Problem ciągnie się już od roku. Od czasu, kiedy do bloku wprowadził się nowy lokator. Dostał mieszkanie socjalne. Najpierw pojawił się zapach, pół roku później robaki. - W domu mamy zapach jak ze śmietnika. Nie możemy otworzyć okna, pooddychać świeżym powietrzem, zjeść, nie da się. Musieliśmy zainwestować w klimatyzatory – opisuje Julia.

Zapewnia: - Próbowaliśmy już chyba wszystkiego. Administracja stwierdziła, że wszelkie koszty związane z dezynsekcją mieszkania pokrywa najemca. Przeznaczamy na to bardzo dużo pieniędzy. To nie jest jedna dezynsekcja, dwie. Korzystamy z tej usługi notorycznie. Kupujemy bomby na pluskwy, które działają też na prusaki. Do tego psikacze, pułapki. Sąsiadka mi wczoraj poleciła kolejny specyfik. Jej z kolei polecił go inny znajomy, po tym jak pokazała mu pogryzienia na nogach. Były też domowe sposoby. Liście laurowe nie pomogły.

Aktualnie, wraz z partnerem, remontują mieszkanie. – Tylko po to, żeby je uszczelnić. Zauważyliśmy dziurki, którymi robaki mogły do nas przechodzić. Cały czas z tym walczymy.
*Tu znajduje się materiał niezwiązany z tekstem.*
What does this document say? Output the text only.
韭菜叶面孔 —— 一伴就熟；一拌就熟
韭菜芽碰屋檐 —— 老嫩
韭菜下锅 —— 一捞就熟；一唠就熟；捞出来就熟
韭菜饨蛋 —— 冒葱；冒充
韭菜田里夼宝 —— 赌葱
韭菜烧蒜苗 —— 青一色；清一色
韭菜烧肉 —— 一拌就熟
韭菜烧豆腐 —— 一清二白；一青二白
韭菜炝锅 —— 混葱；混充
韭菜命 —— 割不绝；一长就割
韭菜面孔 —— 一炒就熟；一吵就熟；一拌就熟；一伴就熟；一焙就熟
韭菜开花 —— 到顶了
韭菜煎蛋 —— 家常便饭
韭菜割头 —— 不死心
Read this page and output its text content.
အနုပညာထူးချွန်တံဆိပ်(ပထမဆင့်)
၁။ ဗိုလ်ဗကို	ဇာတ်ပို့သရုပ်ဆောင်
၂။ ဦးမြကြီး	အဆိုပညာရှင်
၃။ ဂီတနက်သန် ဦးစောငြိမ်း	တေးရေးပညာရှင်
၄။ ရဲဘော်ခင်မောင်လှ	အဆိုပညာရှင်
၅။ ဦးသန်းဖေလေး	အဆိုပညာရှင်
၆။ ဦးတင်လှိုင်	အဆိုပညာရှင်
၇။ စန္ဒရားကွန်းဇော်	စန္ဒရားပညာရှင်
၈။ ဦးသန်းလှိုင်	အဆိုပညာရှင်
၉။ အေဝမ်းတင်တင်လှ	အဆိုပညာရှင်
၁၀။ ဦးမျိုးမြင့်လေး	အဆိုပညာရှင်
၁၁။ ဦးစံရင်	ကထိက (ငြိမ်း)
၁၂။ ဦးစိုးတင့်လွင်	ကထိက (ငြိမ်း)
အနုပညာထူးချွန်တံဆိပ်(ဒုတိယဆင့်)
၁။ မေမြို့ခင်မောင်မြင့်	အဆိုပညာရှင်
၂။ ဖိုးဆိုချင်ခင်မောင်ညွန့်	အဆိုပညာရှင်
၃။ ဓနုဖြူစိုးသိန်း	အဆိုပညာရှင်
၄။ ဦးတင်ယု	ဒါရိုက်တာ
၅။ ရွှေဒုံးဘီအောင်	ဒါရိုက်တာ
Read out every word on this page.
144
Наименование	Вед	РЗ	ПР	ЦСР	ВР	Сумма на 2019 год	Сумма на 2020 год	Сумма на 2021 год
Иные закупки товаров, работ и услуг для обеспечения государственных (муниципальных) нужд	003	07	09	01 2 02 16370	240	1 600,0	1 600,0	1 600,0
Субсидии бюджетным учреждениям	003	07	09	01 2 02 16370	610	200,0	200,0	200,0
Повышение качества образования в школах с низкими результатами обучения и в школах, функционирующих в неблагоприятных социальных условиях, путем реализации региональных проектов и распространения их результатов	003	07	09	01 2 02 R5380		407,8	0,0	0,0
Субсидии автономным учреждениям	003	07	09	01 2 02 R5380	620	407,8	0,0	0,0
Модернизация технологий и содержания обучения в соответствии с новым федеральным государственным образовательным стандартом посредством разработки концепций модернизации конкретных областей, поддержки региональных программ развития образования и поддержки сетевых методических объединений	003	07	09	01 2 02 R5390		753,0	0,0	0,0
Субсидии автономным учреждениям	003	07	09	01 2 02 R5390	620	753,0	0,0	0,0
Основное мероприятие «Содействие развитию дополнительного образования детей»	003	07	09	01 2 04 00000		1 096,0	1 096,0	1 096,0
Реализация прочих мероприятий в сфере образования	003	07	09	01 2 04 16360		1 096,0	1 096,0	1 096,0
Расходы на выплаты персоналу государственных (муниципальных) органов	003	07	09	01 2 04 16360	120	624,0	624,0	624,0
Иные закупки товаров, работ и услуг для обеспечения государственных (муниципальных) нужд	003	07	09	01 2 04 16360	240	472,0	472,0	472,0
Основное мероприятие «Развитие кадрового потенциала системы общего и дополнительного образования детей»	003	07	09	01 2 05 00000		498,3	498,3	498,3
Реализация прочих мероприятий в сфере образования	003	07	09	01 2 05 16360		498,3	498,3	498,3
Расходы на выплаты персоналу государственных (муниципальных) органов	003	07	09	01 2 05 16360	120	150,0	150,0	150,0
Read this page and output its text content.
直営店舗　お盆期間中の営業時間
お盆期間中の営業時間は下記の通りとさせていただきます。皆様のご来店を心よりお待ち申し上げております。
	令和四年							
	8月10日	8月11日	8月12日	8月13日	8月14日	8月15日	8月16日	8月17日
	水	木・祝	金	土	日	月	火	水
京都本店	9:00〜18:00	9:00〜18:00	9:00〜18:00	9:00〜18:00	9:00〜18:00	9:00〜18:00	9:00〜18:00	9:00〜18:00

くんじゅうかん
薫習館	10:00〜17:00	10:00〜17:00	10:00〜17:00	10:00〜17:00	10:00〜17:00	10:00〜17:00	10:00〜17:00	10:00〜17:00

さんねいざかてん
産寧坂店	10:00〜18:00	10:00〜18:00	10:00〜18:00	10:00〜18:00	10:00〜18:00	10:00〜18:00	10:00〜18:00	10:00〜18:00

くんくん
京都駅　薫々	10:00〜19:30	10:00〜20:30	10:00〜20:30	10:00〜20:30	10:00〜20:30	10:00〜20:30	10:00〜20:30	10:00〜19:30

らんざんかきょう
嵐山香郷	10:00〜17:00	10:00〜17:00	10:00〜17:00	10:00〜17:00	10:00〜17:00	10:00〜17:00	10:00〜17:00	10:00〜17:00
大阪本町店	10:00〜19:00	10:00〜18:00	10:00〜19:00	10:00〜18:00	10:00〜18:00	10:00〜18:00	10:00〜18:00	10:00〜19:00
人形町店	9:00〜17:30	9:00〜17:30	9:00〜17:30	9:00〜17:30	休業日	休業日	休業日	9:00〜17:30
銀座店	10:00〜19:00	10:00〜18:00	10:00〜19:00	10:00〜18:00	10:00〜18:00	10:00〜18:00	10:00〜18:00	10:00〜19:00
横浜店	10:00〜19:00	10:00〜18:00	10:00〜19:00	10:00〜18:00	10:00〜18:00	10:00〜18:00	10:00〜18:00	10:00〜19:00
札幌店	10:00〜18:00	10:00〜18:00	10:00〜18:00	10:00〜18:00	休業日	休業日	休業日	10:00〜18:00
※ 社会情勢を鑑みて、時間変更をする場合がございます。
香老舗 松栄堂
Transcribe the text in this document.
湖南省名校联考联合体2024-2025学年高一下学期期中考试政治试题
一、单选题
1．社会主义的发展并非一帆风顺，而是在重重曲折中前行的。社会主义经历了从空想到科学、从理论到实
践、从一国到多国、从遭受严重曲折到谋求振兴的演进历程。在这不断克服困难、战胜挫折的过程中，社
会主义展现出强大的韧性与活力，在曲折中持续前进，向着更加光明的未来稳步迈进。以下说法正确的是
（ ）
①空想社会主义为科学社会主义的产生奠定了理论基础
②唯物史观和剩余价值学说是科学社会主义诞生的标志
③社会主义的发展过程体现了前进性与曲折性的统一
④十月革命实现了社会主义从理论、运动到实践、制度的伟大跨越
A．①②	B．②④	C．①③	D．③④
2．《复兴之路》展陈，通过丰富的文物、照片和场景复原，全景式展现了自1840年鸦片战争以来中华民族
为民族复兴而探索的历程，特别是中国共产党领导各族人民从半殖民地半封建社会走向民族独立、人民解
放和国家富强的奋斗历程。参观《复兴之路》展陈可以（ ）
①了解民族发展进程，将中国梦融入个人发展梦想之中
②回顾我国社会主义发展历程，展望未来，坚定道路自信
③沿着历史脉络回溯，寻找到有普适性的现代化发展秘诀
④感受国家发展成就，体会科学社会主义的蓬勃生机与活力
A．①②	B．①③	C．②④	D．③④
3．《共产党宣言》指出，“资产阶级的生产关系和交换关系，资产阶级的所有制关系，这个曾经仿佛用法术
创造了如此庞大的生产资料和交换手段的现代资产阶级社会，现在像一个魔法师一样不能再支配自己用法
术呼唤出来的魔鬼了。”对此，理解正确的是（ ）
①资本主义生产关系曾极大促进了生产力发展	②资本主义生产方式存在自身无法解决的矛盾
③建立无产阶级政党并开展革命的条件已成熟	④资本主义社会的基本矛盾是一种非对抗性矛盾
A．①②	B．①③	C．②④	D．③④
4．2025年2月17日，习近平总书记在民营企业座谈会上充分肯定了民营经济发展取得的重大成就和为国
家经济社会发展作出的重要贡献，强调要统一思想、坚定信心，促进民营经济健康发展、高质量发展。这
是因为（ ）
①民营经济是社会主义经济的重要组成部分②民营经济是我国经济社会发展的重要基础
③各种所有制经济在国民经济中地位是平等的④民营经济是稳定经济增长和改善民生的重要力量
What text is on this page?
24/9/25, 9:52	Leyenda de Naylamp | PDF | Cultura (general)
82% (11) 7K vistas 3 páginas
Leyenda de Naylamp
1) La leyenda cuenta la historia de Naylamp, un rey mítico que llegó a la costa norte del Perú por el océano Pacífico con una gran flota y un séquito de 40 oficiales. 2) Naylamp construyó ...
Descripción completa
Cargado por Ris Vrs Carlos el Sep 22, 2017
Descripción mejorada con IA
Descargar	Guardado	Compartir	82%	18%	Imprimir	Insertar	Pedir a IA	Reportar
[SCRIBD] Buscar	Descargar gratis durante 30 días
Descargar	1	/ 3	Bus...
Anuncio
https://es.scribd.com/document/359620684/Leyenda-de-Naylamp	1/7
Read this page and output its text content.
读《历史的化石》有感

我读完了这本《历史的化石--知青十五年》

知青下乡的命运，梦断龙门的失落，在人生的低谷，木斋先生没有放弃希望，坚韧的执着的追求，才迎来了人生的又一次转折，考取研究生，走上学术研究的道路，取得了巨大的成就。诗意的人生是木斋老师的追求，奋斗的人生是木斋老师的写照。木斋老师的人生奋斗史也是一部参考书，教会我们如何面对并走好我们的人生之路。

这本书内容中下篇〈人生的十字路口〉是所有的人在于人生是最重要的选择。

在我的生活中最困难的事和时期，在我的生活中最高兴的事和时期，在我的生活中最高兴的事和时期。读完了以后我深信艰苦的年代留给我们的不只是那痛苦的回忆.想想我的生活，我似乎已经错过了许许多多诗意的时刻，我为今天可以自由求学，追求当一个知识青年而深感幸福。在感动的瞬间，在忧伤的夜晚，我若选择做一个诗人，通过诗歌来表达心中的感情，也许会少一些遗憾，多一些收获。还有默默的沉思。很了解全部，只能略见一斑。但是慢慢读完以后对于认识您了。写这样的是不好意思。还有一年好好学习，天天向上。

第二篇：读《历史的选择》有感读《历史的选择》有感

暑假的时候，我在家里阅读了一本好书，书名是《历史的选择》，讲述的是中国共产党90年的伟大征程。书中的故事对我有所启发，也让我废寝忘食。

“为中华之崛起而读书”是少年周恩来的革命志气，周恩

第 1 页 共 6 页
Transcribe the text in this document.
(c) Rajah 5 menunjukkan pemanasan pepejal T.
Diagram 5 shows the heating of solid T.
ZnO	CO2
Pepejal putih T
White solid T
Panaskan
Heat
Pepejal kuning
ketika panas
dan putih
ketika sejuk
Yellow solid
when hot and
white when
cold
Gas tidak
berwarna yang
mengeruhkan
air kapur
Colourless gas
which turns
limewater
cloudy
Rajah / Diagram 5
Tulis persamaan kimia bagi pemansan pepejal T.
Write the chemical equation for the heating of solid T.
Od miesiąca tutaj nie mieszkam. Ostatnio, po trzech tygodniach, usiłowałam wrócić do domu. Był wieczór, byłam sama w mieszkaniu. Nagle zobaczyłam jak robaki chodzą po ścianie, jeden, drugi. Wyszłam – dodaje.

Sąsiad im nie otwiera. W czerwcu wysłali pierwsze pismo do administracji budynku. – Do tej pory nie mamy informacji. Nikt się z nami nie kontaktuje, nikt nic nie wie – przyznaje. Dzwoniła też do opieki społecznej. - Usłyszałam, że będą działać na naszą korzyść, ale wciąż informacji nie mamy. Póki jest jak jest, ja nie wracam do mieszkania. Tak się nie da żyć – twierdzi.

Martwe prusaki przed wejściem do mieszkania Olek Klekocki, tvnwarszawa.pl

Pięć dezynsekcji na nic

To historia, jakich w miastach nie brakuje. Zwykle starsza osoba, zwykle bardzo samotna. Przestaje sobie radzić z codziennym funkcjonowaniem, a potem - a może właśnie dlatego - zaczyna gromadzić wszystko, co wpadnie jej w ręce. Najpierw po prostu nie wyrzuca, z czasem zaczyna znosić. Sytuacja trwa latami, dopóki sąsiedzi - początkowo niczego nieświadomi - nie poczują problemu.

Wspólnota mieszkaniowa, która zarządza blokiem przy ulicy Gibalskiego zapewnia: zorganizowaliśmy przeprowadzenie pięciu dezynsekcji części wspólnych. Niestety, niewiele to dało, bo prusaki lęgną się w mieszkaniu, które jest źródłem problemu.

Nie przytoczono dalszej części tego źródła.